В переводе с русского на русский это означает, что добытую нефть в огромных количествах выливали на землю – в овраги и озера, на многие десятилетия вперед отравляя почву и грунтовые воды в окрестностях Баку. О том, чтобы снизить добычу – да еще и во время войны (!) в обстановке Великого Трудового Подвига, никто не посмел и заикнуться. В конце концов заполнились все «открытые хранилища», и тогда руководство вспомнило о том, что нефть можно «складировать» там, откуда ее и добыли, – под землей. Доктор геолого-минералогических наук, профессор Ч. А. Султанов в своей книге «Нефть» дает такой комментарий к этому действию: «Это чудовищное по своим негативным последствиям предложение было санкционировано как единственно возможное. Выделили специальную скважину и через нее закачали около полумиллиона тонн отбензиненной нефти для хранения непосредственно в пласте, из которого ее добыли…»
«От жажды умираю над ручьем-2»
Не сомневаюсь, что все вышеизложенное вызовет вздох облегчения у некоторых читателей. Еще бы – вот она, долгожданная «уважительная причина» разгрома советской авиации в начале войны! И рассказывать всякие глупости про «фанерные самолеты, вооруженные жалкими пулеметными трещотками», больше не надо, и без того все ясно: нет авиабензина – нет и боевой авиации. Увы, все было совсем не так. Отнюдь не бензин лимитировал боевое применение советских ВВС в первые годы войны.

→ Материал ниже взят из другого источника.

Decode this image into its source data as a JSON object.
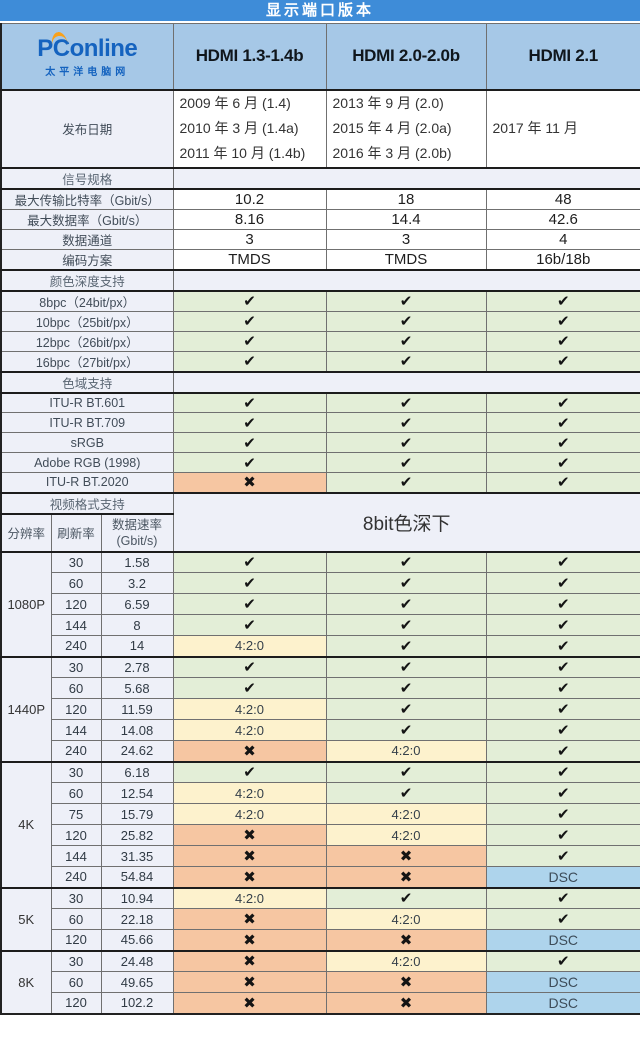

Судя по отчету штаба ВВС Красной армии (ЦАМО, ф. 35, оп. 11333, д. 23, л. 350), за 12 месяцев (с 22 июня 1941-го по 1 июля 1942 года) было выполнено 168 тысяч боевых вылетов истребителей, 70 тысяч вылетов бомбардировщиков и 16 тысяч вылетов штурмовиков. Считая (причем с некоторым завышением по отношению к реальному расходу) вес заправки одного истребителя и штурмовика равным 330 килограммам, одного бомбардировщика – 1500 килограммам, мы получаем цифру 170 тысяч тонн, потребных для обеспечения такого числа боевых вылетов. В следующие 12 месяцев (с 1 июля 1942-го по 1 июля 1943 года) советские ВВС выполнили 157 тысяч вылетов истребителей, 49 тысяч бомбардировщиков и 50 тысяч штурмовиков. Так как полетов наиболее «прожорливых потребителей» (бомбардировщиков) стало меньше, то и совокупный потребный расход бензина снизился до отметки 145 тысяч тонн.
Эти цифры, несомненно, меньше любых имеющихся оценок производства авиабензина в СССР. Впрочем, нам и гадать не надо – есть «Справка о расходе ГСМ за первые два года войны», подготовленная все в том же штабе ВВС РККА (ЦАМО, ф. 35, оп. 11333, д. 23, л. 340). Там черным по белому написано, что за первые 12 месяцев было получено 520 тысяч тонн высокооктанового бензина (Б-74 и Б-78) и 375 тысяч тонн авиабензина Б-70; в последующие 12 месяцев получено соответственно 472 и 196 тысяч тонн. Нет, вовсе не отсутствие бензина привело к тому, что советская авиация, имея в строю многие тысячи боевых самолетов, выполняла в среднем в день по 700 боевых вылетов…
По данным, представленным в известном статистическом сборнике Г. Ф. Кривошеева («Гриф секретности снят»), по состоянию на 1 января 1942 года в Действующей армии числилось 5,4 тысячи боевых (не считая учебных, транспортных, санитарных и пр.) самолетов, на 1 января 1943-го – 12,3 тысячи.